U.S. Acts Against General Who Saw a ‘Christian’ War

WASHINGTON (Reuters) – The U.S. Army has taken action against Lt. Gen. William Boykin, who embarrassed the Bush administration by giving speeches in which he described the war on terrorism as a Christian battle against Satan.

Army Vice Chief of Staff Gen. Richard Cody declined to give any details of the action taken in response to Boykin’s remarks, which violated Pentagon rules, but said it was not “significant.”

“I took the appropriate action based on the recommendations of the Inspector General,” Cody told Reuters while attending the annual meeting of the Association of the U.S. Army.

He did not say when the action was taken.

“If it was something significant, it would be something we would talk about. So that should give you an indication,” Cody said.

Boykin, who was at the meeting, declined comment.

The Pentagon inspector general concluded in an August report that Boykin should face “appropriate corrective action” because he failed to clear official data in some of the 23 religious-oriented speeches he gave after January 2002.

Although he initially described the war against terrorism as a “crusade,” President Bush has since worked to shore up relations with Muslim states and avoid the appearance of a Christian-Muslim struggle.

The Bush administration has come under fire from Muslim Americans for what they see as heavy-handed law enforcement in a crackdown against groups associated with al Qaeda, blamed for the Sept. 11, 2001 attacks on the United States.

ARAB AMERICAN ANGER

Recent polls have shown a strong swing against Bush among Arab Americans in the race to next week’s presidential election in which Bush is neck-and-neck with Democratic challenger Sen. John Kerry.

Boykin touched off a firestorm when he gave a series of speeches while in uniform in which he referred to the war on terrorism as a battle with Satan.

He said America had been targeted “because we’re a Christian nation.” He said later he was not anti-Islam or any other religion.

Muslim groups and lawmakers condemned Boykin’s comments and Bush said the remarks “didn’t reflect my opinion.”

The Muslim groups also raised questions about what role Boykin, deputy undersecretary of defense for intelligence, may have played in creating U.S. military interrogation policy before a scandal erupted over the abuse of prisoners in Iraq.

The Pentagon report said Boykin had been obliged to clear the speeches with the Pentagon, given “the sensitive nature of his remarks concerning U.S. policy and the likelihood that he would be perceived by his audiences as a DOD spokesman based on his official position and his appearance in uniform.”

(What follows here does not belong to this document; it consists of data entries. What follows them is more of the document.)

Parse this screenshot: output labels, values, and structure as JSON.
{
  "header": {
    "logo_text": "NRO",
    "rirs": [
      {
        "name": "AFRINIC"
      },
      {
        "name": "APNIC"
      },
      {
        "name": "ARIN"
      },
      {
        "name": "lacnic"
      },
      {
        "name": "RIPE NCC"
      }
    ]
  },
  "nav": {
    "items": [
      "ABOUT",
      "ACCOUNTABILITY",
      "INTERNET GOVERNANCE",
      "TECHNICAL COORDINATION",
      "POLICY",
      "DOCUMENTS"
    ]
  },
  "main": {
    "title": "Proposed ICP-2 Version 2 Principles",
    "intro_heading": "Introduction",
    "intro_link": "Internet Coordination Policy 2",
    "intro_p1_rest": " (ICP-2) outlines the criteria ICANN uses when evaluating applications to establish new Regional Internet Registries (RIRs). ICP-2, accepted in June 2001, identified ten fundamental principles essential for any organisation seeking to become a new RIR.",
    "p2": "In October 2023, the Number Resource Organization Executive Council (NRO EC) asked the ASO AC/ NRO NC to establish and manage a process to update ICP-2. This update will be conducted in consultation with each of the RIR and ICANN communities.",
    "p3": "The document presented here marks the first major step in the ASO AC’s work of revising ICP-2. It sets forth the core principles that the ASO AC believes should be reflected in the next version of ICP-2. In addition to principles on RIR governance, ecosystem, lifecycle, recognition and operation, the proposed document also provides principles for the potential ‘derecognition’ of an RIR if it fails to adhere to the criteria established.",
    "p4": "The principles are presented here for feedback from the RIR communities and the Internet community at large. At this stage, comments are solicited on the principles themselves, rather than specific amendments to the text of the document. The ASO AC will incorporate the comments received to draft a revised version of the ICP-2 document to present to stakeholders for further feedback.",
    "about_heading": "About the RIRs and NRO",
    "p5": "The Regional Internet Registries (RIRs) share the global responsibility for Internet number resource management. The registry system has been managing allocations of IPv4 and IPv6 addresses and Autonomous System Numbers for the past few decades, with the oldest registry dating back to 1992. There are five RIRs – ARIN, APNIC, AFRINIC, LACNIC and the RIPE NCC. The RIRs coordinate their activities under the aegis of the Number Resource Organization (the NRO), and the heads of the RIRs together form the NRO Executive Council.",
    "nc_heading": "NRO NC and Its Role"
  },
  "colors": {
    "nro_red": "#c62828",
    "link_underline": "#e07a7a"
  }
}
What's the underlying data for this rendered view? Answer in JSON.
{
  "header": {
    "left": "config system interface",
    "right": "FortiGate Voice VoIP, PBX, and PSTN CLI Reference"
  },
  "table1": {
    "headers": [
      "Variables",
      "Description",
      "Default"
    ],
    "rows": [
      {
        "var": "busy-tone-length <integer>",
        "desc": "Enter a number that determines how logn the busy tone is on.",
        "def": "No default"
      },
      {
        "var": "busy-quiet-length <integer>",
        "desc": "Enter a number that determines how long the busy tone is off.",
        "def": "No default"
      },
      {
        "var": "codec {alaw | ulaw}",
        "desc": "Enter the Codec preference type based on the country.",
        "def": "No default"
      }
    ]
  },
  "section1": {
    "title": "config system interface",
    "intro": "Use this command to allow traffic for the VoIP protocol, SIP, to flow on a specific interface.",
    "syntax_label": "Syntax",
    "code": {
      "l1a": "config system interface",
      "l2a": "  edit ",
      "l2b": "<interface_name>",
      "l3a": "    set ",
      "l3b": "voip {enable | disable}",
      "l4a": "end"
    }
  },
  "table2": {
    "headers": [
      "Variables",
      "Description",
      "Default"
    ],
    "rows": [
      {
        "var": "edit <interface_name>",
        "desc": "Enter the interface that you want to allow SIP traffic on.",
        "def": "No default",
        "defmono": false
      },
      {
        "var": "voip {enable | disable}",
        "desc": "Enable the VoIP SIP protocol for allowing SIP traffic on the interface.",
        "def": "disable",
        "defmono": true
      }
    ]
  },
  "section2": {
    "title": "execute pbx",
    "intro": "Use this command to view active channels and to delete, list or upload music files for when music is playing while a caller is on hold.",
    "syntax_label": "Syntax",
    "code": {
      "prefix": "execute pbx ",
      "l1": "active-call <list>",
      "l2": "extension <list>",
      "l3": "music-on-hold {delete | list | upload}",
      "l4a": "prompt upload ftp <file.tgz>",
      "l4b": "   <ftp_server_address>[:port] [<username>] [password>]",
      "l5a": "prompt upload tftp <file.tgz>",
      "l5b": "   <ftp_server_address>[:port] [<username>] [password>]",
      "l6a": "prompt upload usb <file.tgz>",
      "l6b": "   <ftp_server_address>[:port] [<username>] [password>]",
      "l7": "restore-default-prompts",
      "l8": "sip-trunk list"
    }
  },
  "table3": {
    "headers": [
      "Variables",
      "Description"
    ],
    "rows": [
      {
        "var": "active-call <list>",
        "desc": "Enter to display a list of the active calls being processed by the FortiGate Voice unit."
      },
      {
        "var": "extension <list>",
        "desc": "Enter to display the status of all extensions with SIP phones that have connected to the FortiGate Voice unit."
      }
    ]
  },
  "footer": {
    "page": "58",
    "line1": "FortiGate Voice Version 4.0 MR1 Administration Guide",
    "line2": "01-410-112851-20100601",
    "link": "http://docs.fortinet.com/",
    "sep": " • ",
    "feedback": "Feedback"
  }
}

Boykin also failed to issue a required disclaimer at the speeches that he was not representing official Pentagon policy, and failed to report his receipt of one travel payment exceeding $260 from a non-government source, it concluded.

In its 10-month internal investigation the Pentagon did not address whether the substance of Boykin’s remarks was appropriate for a senior Pentagon official or whether it compromised his fitness to perform his duties.

That question, it said, should be decided by senior Pentagon officials.

Defense Secretary Donald Rumsfeld has praised Boykin’s “outstanding record” and refused to reprimand the general, who played a role in a 1993 battle with Somali warlords and the ill-fated hostage rescue attempt in Iran in 1980.